The Texas drought last attracted national attention when Rick Perry proclaimed a day of prayer for rain in April. Since then, rainfall in the lonestar state has remained anemic. In a normal year, San Antonio area gets roughly 14.5 inches of rain between April 21st and September 5th; this year, only 3.53 inches. The lack of rain even after Perry's proclamation for prayer should be a spiritual embarrassment for the Governor. Tropical Storm Lee even veered North East away from Texas, keeping the Texan plains dry.

Droughts are becoming more common along Texas's latitude, a process of desertification that is consistent with models of global climate change caused by anthropogenic carbon increases.
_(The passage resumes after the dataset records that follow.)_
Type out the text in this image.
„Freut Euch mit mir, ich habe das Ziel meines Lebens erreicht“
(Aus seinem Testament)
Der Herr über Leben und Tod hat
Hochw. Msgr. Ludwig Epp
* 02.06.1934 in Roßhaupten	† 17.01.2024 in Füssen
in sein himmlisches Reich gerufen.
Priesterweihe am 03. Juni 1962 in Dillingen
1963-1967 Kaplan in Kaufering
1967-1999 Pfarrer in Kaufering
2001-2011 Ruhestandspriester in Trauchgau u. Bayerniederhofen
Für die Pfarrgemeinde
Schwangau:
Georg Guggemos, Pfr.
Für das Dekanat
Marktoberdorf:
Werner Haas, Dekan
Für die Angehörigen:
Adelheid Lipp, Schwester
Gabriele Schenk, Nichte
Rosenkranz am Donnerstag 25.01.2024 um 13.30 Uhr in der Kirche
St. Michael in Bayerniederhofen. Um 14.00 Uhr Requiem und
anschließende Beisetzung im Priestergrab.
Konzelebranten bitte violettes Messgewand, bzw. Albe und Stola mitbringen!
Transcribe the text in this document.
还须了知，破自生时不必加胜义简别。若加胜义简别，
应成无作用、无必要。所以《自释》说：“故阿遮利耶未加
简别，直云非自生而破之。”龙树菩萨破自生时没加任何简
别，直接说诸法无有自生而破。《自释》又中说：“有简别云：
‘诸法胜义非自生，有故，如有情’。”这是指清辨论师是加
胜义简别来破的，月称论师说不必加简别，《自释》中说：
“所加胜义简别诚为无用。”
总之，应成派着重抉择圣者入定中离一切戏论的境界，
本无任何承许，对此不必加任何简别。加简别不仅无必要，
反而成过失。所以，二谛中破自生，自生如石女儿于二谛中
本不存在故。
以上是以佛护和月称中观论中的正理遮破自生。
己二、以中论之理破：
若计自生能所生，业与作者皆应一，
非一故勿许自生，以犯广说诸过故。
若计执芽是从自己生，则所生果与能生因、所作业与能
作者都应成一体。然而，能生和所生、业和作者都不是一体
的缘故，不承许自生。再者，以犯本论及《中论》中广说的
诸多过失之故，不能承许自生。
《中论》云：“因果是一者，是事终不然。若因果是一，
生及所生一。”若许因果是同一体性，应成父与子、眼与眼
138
Perry, of course, denies that climate science has anything to do with reality. So meeting Perry on his own terms is tempting: Is God punishing Texas with severe drought?

Perry's lack of religious sincerity and political stances against social welfare for God's children are possible targets of God's wrath. But many states have had 'Christian right' anti-worker and anti-poor governors for a decade. Texas uniquely endures the taunting spectale of a tropical storm bringing fire instead of rain.

The most plausible theological account is that the fires are divine punishment for Perry's wanton execution of innocents. Cameron Todd Willingham's execution at the hands of Gov Perry is a particularly haunting case. Not only was the condemned almost certainly innocent, but he was wrongly convicted for arson and refused clemency because of Perry's lack of belief in the scientific method that had thrown considerable doubt upon the jury's verdict.

It's terrible that 2 people would have to die and hundreds of homes burn to get Perry to atone for his sins. Let's pray that Perry does reform, and that the plagues on Texas will stop.